Frantz ID et al. “Test Of Effect Of Lipid Lowering By Diet On Cardiovascular Risk.” published in The Minnesota Coronary Survey. Arteriosclerosis. 1989 Jan-Feb;9(1):129-35
The Minnesota Coronary Survey lasted for 4.5 years, comparing the effects of two types of diet…the incidence of coronary events, sudden deaths, heart attacks and total deaths. The trial consisted of 9,057 men and women from open enrollment and was a single end-time double-blind, randomised clinical trial that was conducted in six Minnesota state mental hospitals and one nursing home.
The diets were either of:
High Saturated fat/High Cholesterol: 39% fat (18% saturated, 5% polyunsaturated, 16% monounsaturated, 446mg dietary cholesterol per day)
Low Saturated fat/Low Cholesterol : 39% fat (9% saturated, 15% polyunsaturated, 14% monounsaturated, 166mg dietary cholesterol per day)
The results showed that:
Cholesterol levels remained similar to the start point in the High Saturated fat/High Cholesterol group.
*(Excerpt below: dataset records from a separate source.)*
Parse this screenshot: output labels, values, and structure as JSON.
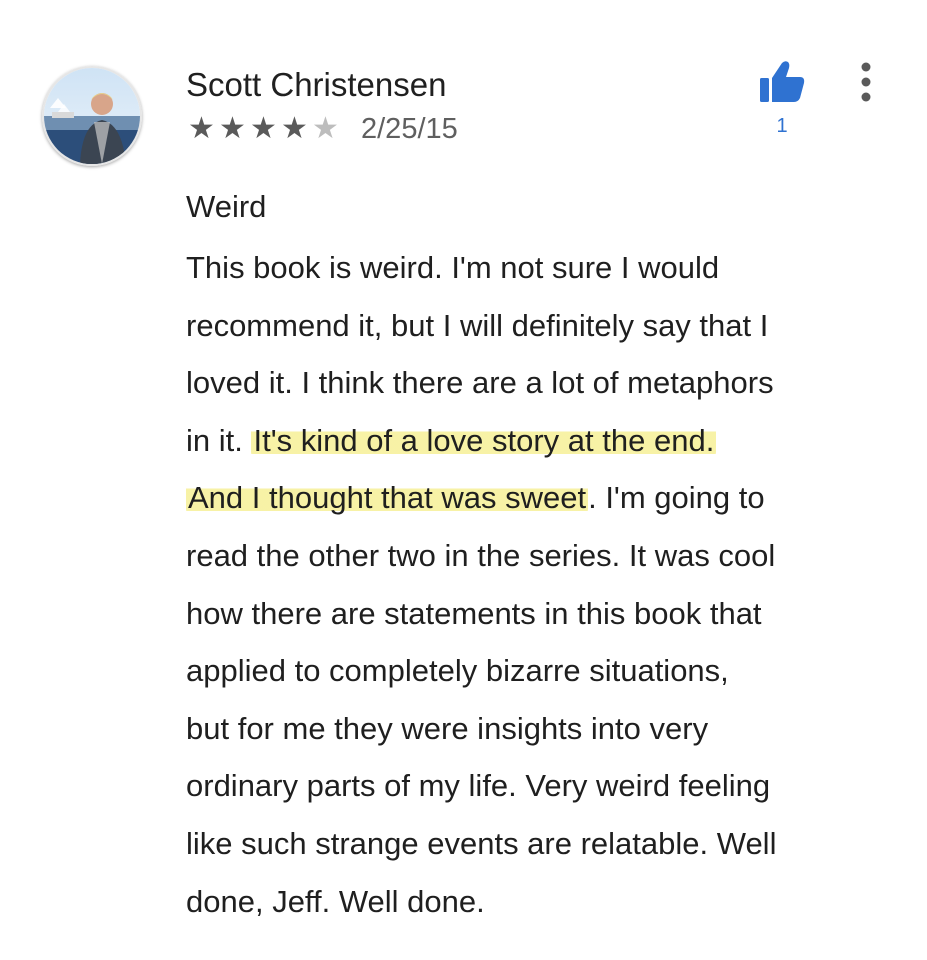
{
  "review": {
    "reviewer_name": "Scott Christensen",
    "rating": 4,
    "rating_max": 5,
    "date": "2/25/15",
    "like_count": "1",
    "title": "Weird",
    "body_lines": [
      {
        "before": "This book is weird. I'm not sure I would",
        "highlight": "",
        "after": ""
      },
      {
        "before": "recommend it, but I will definitely say that I",
        "highlight": "",
        "after": ""
      },
      {
        "before": "loved it. I think there are a lot of metaphors",
        "highlight": "",
        "after": ""
      },
      {
        "before": "in it. ",
        "highlight": "It's kind of a love story at the end.",
        "after": ""
      },
      {
        "before": "",
        "highlight": "And I thought that was sweet",
        "after": ". I'm going to"
      },
      {
        "before": "read the other two in the series. It was cool",
        "highlight": "",
        "after": ""
      },
      {
        "before": "how there are statements in this book that",
        "highlight": "",
        "after": ""
      },
      {
        "before": "applied to completely bizarre situations,",
        "highlight": "",
        "after": ""
      },
      {
        "before": "but for me they were insights into very",
        "highlight": "",
        "after": ""
      },
      {
        "before": "ordinary parts of my life. Very weird feeling",
        "highlight": "",
        "after": ""
      },
      {
        "before": "like such strange events are relatable. Well",
        "highlight": "",
        "after": ""
      },
      {
        "before": "done, Jeff. Well done.",
        "highlight": "",
        "after": ""
      }
    ]
  },
  "icons": {
    "avatar": "user-photo-avatar",
    "star_filled": "star-filled-icon",
    "star_empty": "star-empty-icon",
    "thumbs_up": "thumbs-up-icon",
    "more": "more-vertical-icon"
  },
  "colors": {
    "accent_blue": "#2f72d1",
    "star_filled": "#5a5a5a",
    "star_empty": "#bdbdbd",
    "highlight": "#f6f096"
  }
}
Cholesterol levels fell by 16% in the Low Saturated fat/Low Cholesterol group.
There was a 5% increase in heart attacks and sudden deaths in the Low Saturated fat/Low Cholesterol group.
There was a 6% increase in total death rates in the Low Saturated fat/Low Cholesterol group.
For Women there was a 31.6% increase in silent myocardial infarctions and sudden deaths in the Low Saturated fat/Low Cholesterol group.
The study concluded that as animal fat increased in the diet, the rates of heart attack and death decrease.
Although the reduction was small…the report noted that (within the age ranges 35-59 for both men and women)
“A significant reduction was anticipated had the treatment period been longer in the persons in the age range likely to benefit.”